Makadi Heights, Egypt:

Makadi Heights delivered outstanding real estate sales figures, achieving EGP 3.5 billion in Q4 24, an impressive 283.8% surge compared to Q4 23, showcasing extraordinary growth. This brings our FY 24 total real estate sales to EGP 7.5 billion, up by an impressive 178.4% compared to FY 2023. In Q4 24, the average selling price per square meter increased by 47.0%, reaching EGP 100,901 per sqm compared to Q4 23. Similarly, the FY 24 average selling price per square meter rose by 71.5% to EGP 89,748 per sqm, reflecting the growing value of our properties. The number of units sold increased by 68.4%, with 731 units sold in FY 24. Notably, international sales represented 59% of total real estate sales during FY 24. Makadi Heights successfully delivered 500 units during 2024, with many being early deliveries thanks to the destination’s accelerating construction pace.
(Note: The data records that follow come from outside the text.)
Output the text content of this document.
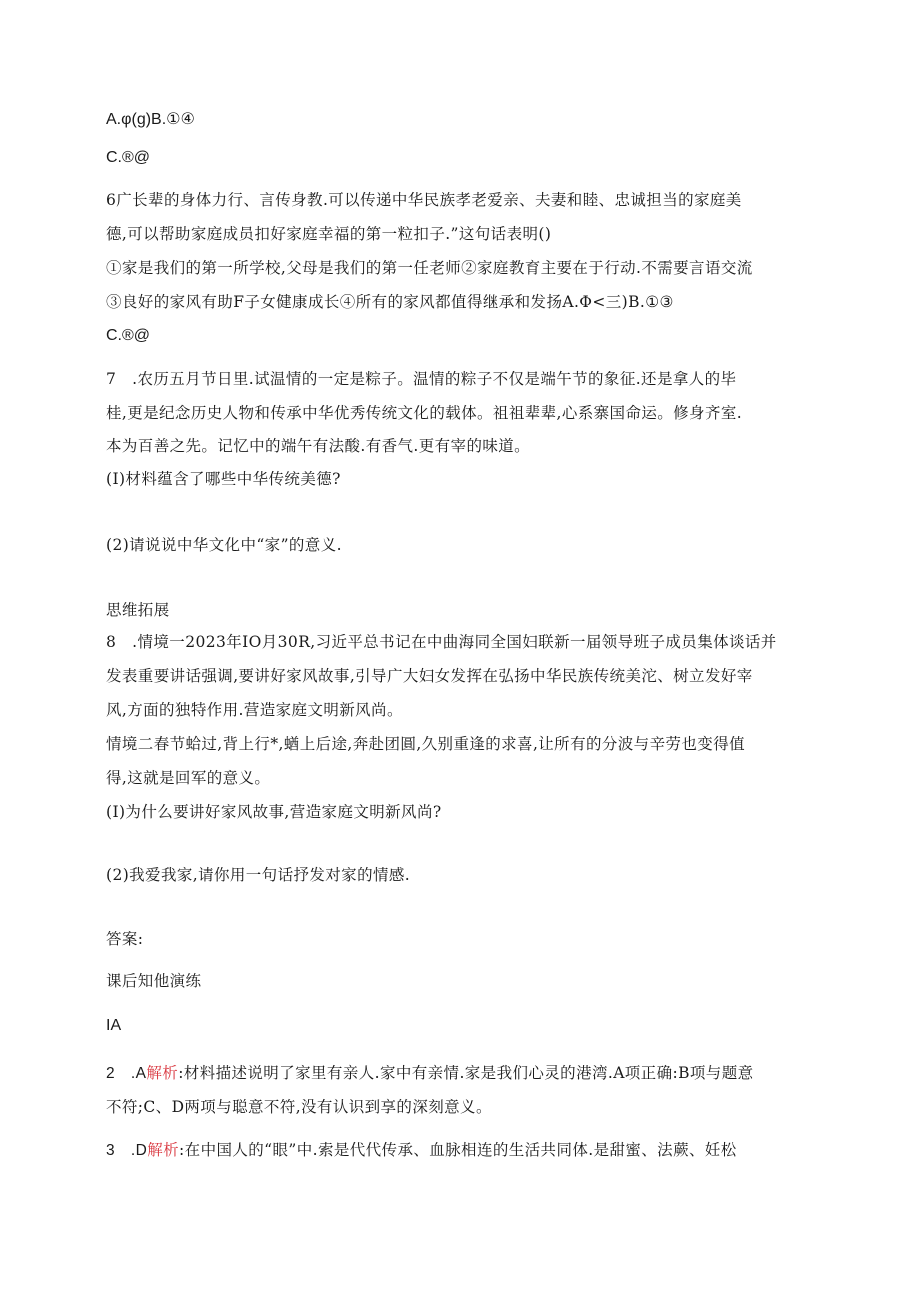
A.φ(g)B.①④
C.®@
6广长辈的身体力行、言传身教.可以传递中华民族孝老爱亲、夫妻和睦、忠诚担当的家庭美
德,可以帮助家庭成员扣好家庭幸福的第一粒扣子.”这句话表明()
①家是我们的第一所学校,父母是我们的第一任老师②家庭教育主要在于行动.不需要言语交流
③良好的家风有助F子女健康成长④所有的家风都值得继承和发扬A.Φ<三)B.①③
C.®@
7　.农历五月节日里.试温情的一定是粽子。温情的粽子不仅是端午节的象征.还是拿人的毕
桂,更是纪念历史人物和传承中华优秀传统文化的载体。祖祖辈辈,心系寨国命运。修身齐室.
本为百善之先。记忆中的端午有法酸.有香气.更有宰的味道。
(I)材料蕴含了哪些中华传统美德?
(2)请说说中华文化中“家”的意义.
思维拓展
8　.情境一2023年IO月30R,习近平总书记在中曲海同全国妇联新一届领导班子成员集体谈话并
发表重要讲话强调,要讲好家风故事,引导广大妇女发挥在弘扬中华民族传统美沱、树立发好宰
风,方面的独特作用.营造家庭文明新风尚。
情境二春节蛤过,背上行*,蝤上后途,奔赴团圓,久别重逢的求喜,让所有的分波与辛劳也变得值
得,这就是回军的意义。
(I)为什么要讲好家风故事,营造家庭文明新风尚?
(2)我爱我家,请你用一句话抒发对家的情感.
答案:
课后知他演练
IA
2　.A解析:材料描述说明了家里有亲人.家中有亲情.家是我们心灵的港湾.A项正确:B项与题意
不符;C、D两项与聪意不符,没有认识到享的深刻意义。
3　.D解析:在中国人的“眼”中.索是代代传承、血脉相连的生活共同体.是甜蜜、法蕨、妊松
Total revenues from Makadi Heights reached EGP 1.4 billion, an increase of 37.4% compared to FY 23.
Taba Heights, Egypt:
Taba Heights continues to pose a challenge for the group, with efforts aimed at lowering the cash burn rate in both the short and medium term, while also preparing for the return of tourism. The aim is to ensure the destination is operationally ready once tourism resumes to normal levels. The company is committed to implementing a cautious and practical strategy to mitigate the impacts of the ongoing crisis. In FY 24, total revenues from Taba Heights amounted to EGP 172.3 million, showing a 64.1% decrease compared to FY 23. Of the six hotels, only one remains operational, with the occupancy rate reaching 27% during FY 24.